Seacoast Online Editorial | November 23, 2015 –

The York Land Trust has long been a wonderful conservation steward, preserving more than 2,100 acres in a beautiful town of ocean, rivers and mountain that has faced tremendous development pressure over the years. It is thanks to the land trust that the public can enjoy such wide ranging properties as the 151-acre Highland Farm Preserve on Cider Hill Road, the iconic “cow field” on the exit road from the Maine Turnpike to Route 1 – now forever preserved – and Sewall’s Dock at Sewall’s Bridge, a Land for Maine’s Future purchase. Now it embarks on yet another ambitious project – in collaboration with a family whose name in York has become synonymous with conservation and generosity of spirit.

logo_horiz_yltAt the heart of the collaboration is the late Marion Fuller Brown, who served as Republican state senator from York more than 40 years ago. While there, she was the primary sponsor of Maine’s Returnable Bottle law and Clean Air and Clean Water Act, and of legislation that forever bans billboards in the state. She was a founding member of the Land for Maine’s Future Board, and was tapped by President Richard Nixon to serve on the National Highway Beautification Commission.

This love of conservation and land preservation had its roots at her beloved Rams Head Farm in York, a sprawling 300-plus acre property that encompasses farmland, unparalleled view of the York River and a 220-acre forest that remains in active management today. Over the years under Brown’s careful stewardship, the farm became a model of conservation. A founding member of the land trust, Brown began by donating an easement to the YLT of land around the house and barn. That legacy continued in 2000, when her four children – including daughter Martha Fuller Clark of Portsmouth, a state senator herself — set aside an easement of 54 prime acres sloping down to the York River.

Now a third opportunity arises for the land trust and the Fuller family to join forces. Fuller Brown’s children want to see their mother’s wish fulfilled – ensuring that the forest, called Fuller Forest, be placed in conservation. Facing their own senior years, the four each have different financial needs and so can not give away the land as they have so generously done in the past.
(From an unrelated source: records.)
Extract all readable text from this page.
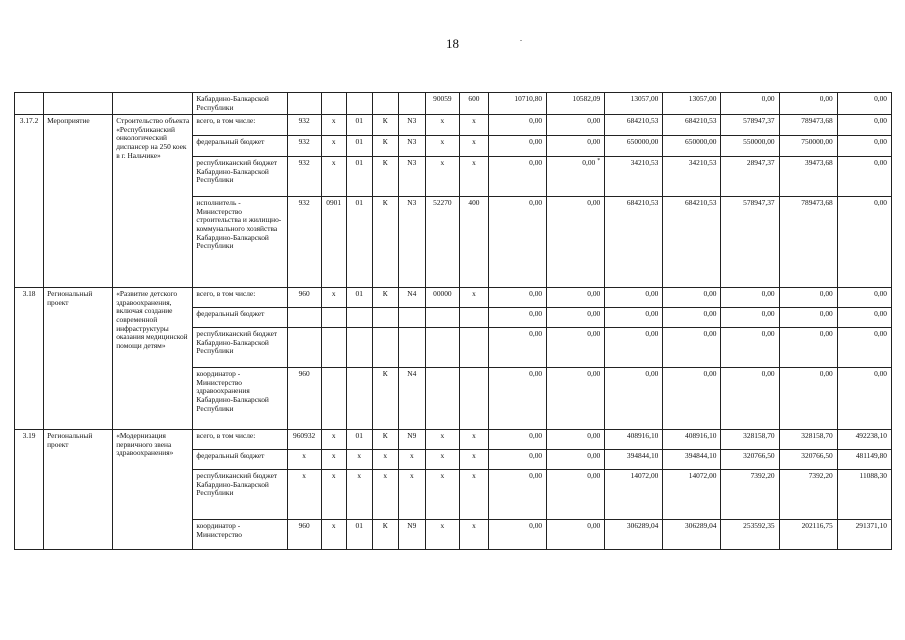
18	.
			Кабардино-Балкарской Республики						90059	600	10710,80	10582,09	13057,00	13057,00	0,00	0,00	0,00
3.17.2	Мероприятие	Строительство объекта «Республиканский онкологический диспансер на 250 коек в г. Нальчике»	всего, в том числе:	932	x	01	К	N3	x	x	0,00	0,00	684210,53	684210,53	578947,37	789473,68	0,00
			федеральный бюджет	932	x	01	К	N3	x	x	0,00	0,00	650000,00	650000,00	550000,00	750000,00	0,00
			республиканский бюджет Кабардино-Балкарской Республики	932	x	01	К	N3	x	x	0,00	0,00 *	34210,53	34210,53	28947,37	39473,68	0,00
			исполнитель - Министерство строительства и жилищно-коммунального хозяйства Кабардино-Балкарской Республики	932	0901	01	К	N3	52270	400	0,00	0,00	684210,53	684210,53	578947,37	789473,68	0,00
3.18	Региональный проект	«Развитие детского здравоохранения, включая создание современной инфраструктуры оказания медицинской помощи детям»	всего, в том числе:	960	x	01	К	N4	00000	x	0,00	0,00	0,00	0,00	0,00	0,00	0,00
			федеральный бюджет								0,00	0,00	0,00	0,00	0,00	0,00	0,00
			республиканский бюджет Кабардино-Балкарской Республики								0,00	0,00	0,00	0,00	0,00	0,00	0,00
			координатор - Министерство здравоохранения Кабардино-Балкарской Республики	960			К	N4			0,00	0,00	0,00	0,00	0,00	0,00	0,00
3.19	Региональный проект	«Модернизация первичного звена здравоохранения»	всего, в том числе:	960932	x	01	К	N9	x	x	0,00	0,00	408916,10	408916,10	328158,70	328158,70	492238,10
			федеральный бюджет	x	x	x	x	x	x	x	0,00	0,00	394844,10	394844,10	320766,50	320766,50	481149,80
			республиканский бюджет Кабардино-Балкарской Республики	x	x	x	x	x	x	x	0,00	0,00	14072,00	14072,00	7392,20	7392,20	11088,30
			координатор - Министерство	960	x	01	К	N9	x	x	0,00	0,00	306289,04	306289,04	253592,35	202116,75	291371,10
They have agreed to sell the 220-acre tract to the York Land Trust for its assessed value of $850,000 and are giving the YLT three years to purchase it. “It will be a reach, no matter what,” said Executive Director Doreen MacGillis. “With dwindling state and federal funds, it is a serious fundraising challenge. But we all see a vision for this project.” The land trust envisions an accessible parcel close to York Village with walking, cross-country skiing and snowshoeing trails and hunting. Moreover, the land provides a key 1,000-acre conservation corridor between York River and Kittery Land Trust property that ends at Brave Boat Harbor.

Voters will be asked to approve $300,000 in May, but the land trust has already embarked on a fundraising campaign. We give this project our wholehearted support. This is York Land Trust at its best – taking on projects that seem almost out reach and finding the funds anyway. Marion Fuller Brown would be proud of this organization she founded, and proud of her children for continuing the legacy she began all those years ago.